Deep Learning in Wireless Communication Receivers: A Survey
Shadman Rahman Doha, Ahmed Abdelhadi
Abstract
The design of wireless communication receivers to enhance signal processing in complex and dynamic environments is going through a transformation by leveraging deep neural networks (DNNs). Traditional wireless receivers depend on models and algorithms, which do not have the ability to learn from data. In contrast, deep learning-based receivers are more suitable for modern wireless communication systems because they can learn from data and adapt accordingly. This survey explores various deep learning architectures such as multilayer perceptrons (MLPs), convolutional neural networks (CNNs), recurrent neural networks (RNNs), generative adversarial networks (GANs), and autoencoders, focusing on their application in the design of wireless receivers.
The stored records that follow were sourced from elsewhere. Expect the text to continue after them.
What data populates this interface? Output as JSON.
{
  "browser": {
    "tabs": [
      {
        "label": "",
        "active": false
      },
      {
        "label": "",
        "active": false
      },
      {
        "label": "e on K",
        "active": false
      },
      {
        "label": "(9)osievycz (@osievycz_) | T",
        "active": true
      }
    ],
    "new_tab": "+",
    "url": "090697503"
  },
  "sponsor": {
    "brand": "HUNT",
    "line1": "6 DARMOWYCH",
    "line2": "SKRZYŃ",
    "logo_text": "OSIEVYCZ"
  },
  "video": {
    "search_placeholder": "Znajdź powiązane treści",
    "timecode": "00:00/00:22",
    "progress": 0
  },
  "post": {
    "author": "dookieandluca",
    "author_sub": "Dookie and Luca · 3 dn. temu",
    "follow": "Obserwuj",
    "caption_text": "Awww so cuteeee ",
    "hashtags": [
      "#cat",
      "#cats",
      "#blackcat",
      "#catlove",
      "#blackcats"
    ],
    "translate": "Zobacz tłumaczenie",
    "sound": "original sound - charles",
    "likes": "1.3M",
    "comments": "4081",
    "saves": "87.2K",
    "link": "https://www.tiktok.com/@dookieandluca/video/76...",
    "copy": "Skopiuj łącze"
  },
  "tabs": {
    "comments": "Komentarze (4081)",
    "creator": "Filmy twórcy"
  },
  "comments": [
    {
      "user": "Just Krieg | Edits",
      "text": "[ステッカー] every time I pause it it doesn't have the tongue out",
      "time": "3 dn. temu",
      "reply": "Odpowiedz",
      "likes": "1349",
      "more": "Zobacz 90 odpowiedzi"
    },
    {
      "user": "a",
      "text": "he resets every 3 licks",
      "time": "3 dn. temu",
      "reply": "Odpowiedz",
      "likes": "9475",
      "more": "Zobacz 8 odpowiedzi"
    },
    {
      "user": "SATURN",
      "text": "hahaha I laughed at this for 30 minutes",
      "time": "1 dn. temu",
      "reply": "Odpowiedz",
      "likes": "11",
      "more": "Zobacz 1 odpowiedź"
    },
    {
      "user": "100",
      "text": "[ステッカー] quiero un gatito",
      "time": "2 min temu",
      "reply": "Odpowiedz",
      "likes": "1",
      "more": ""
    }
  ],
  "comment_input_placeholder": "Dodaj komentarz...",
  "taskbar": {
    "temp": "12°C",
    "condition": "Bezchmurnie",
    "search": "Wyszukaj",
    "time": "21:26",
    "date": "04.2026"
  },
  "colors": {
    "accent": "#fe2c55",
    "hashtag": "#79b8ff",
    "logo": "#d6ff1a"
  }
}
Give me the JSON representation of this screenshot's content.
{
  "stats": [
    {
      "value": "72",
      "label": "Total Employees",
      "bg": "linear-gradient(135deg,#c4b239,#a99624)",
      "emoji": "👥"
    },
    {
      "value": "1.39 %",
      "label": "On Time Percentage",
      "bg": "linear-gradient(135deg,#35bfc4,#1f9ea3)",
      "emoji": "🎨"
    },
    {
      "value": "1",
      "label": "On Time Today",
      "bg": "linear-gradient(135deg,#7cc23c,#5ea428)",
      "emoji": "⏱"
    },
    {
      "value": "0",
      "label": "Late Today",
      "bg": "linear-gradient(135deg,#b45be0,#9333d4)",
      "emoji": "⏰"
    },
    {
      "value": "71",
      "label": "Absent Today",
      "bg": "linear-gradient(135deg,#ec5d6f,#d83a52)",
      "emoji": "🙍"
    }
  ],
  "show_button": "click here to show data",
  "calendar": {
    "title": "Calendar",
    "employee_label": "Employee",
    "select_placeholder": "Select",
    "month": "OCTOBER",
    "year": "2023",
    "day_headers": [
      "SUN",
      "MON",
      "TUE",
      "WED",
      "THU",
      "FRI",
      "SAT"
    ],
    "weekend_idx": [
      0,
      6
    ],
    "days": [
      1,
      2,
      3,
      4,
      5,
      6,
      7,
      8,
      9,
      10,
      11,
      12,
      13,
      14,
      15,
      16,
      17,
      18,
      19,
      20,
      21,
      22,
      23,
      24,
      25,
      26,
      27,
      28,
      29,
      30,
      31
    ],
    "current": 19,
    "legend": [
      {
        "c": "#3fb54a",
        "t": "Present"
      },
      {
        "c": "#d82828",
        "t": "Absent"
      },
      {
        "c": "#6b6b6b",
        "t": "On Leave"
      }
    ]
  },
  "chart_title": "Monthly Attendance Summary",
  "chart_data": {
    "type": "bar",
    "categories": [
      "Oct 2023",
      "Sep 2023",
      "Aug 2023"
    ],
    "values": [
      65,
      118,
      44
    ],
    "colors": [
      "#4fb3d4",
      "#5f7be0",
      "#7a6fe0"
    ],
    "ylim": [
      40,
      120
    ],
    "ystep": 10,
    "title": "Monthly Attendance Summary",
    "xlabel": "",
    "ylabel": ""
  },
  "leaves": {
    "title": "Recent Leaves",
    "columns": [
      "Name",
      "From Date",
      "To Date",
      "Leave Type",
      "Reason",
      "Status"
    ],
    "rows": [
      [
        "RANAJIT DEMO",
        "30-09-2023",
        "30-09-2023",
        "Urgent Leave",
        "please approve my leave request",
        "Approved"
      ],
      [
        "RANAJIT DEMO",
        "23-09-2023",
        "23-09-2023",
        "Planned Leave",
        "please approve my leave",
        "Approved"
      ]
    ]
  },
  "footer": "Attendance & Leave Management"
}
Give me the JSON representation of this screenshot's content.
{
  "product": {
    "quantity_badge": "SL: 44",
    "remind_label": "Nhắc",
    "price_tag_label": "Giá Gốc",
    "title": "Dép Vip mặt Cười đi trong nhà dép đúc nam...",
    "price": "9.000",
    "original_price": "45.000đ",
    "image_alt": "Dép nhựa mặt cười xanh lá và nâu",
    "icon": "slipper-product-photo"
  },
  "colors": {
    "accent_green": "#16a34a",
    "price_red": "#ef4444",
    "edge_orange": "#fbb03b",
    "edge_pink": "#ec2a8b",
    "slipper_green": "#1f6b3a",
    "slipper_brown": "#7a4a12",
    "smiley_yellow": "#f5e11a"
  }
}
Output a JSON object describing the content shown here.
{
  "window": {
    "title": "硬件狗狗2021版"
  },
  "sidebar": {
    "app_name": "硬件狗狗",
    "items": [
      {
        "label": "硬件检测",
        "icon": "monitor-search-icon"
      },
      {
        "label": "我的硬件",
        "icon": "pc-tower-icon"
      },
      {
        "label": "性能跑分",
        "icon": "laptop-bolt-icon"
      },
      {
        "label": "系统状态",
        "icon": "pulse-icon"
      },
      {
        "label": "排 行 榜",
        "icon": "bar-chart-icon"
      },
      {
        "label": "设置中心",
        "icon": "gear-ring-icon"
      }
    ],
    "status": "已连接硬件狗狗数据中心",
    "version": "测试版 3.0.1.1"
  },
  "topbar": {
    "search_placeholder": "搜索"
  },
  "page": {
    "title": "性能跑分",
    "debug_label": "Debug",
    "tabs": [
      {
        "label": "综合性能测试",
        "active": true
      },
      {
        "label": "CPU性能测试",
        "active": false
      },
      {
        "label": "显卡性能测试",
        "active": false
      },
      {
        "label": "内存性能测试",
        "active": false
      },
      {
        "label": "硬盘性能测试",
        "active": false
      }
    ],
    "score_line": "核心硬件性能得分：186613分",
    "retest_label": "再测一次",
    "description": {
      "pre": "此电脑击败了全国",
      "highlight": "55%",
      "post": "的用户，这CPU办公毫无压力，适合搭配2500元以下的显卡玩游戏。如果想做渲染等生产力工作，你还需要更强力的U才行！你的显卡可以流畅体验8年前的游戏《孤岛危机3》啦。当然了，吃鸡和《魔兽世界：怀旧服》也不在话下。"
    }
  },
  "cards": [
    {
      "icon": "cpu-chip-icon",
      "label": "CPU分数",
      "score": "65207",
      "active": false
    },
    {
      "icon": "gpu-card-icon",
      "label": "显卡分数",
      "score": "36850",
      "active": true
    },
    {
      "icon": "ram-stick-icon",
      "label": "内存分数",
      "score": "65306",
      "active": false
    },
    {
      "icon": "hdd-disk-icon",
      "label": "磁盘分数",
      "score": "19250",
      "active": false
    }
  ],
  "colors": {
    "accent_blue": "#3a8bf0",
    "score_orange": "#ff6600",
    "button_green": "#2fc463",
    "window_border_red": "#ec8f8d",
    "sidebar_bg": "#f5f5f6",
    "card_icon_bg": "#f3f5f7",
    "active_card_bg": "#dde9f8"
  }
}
Key modules of a receiver such as synchronization, channel estimation, equalization, space-time decoding, demodulation, decoding, interference cancellation, and modulation classification are discussed in the context of advanced wireless technologies like orthogonal frequency division multiplexing (OFDM), multiple input multiple output (MIMO), semantic communication, task-oriented communication, and next-generation (Next-G) networks. This survey fills a critical gap by providing a wireless receiver-focused deep learning roadmap, systematically mapping DNNs to each receiver stage, reviewing DL-enabled semantic and task-oriented reception, unifying state-of-the-art solutions for OFDM/MIMO, high-mobility links, and DL-enabled interference cancellation in a single reference. The survey not only emphasizes the potential of deep learning-based receivers in future wireless communication but also highlights different challenges of deep learning-based receivers, such as data availability, security and privacy concerns, model interpretability, computational complexity, and integration with legacy systems.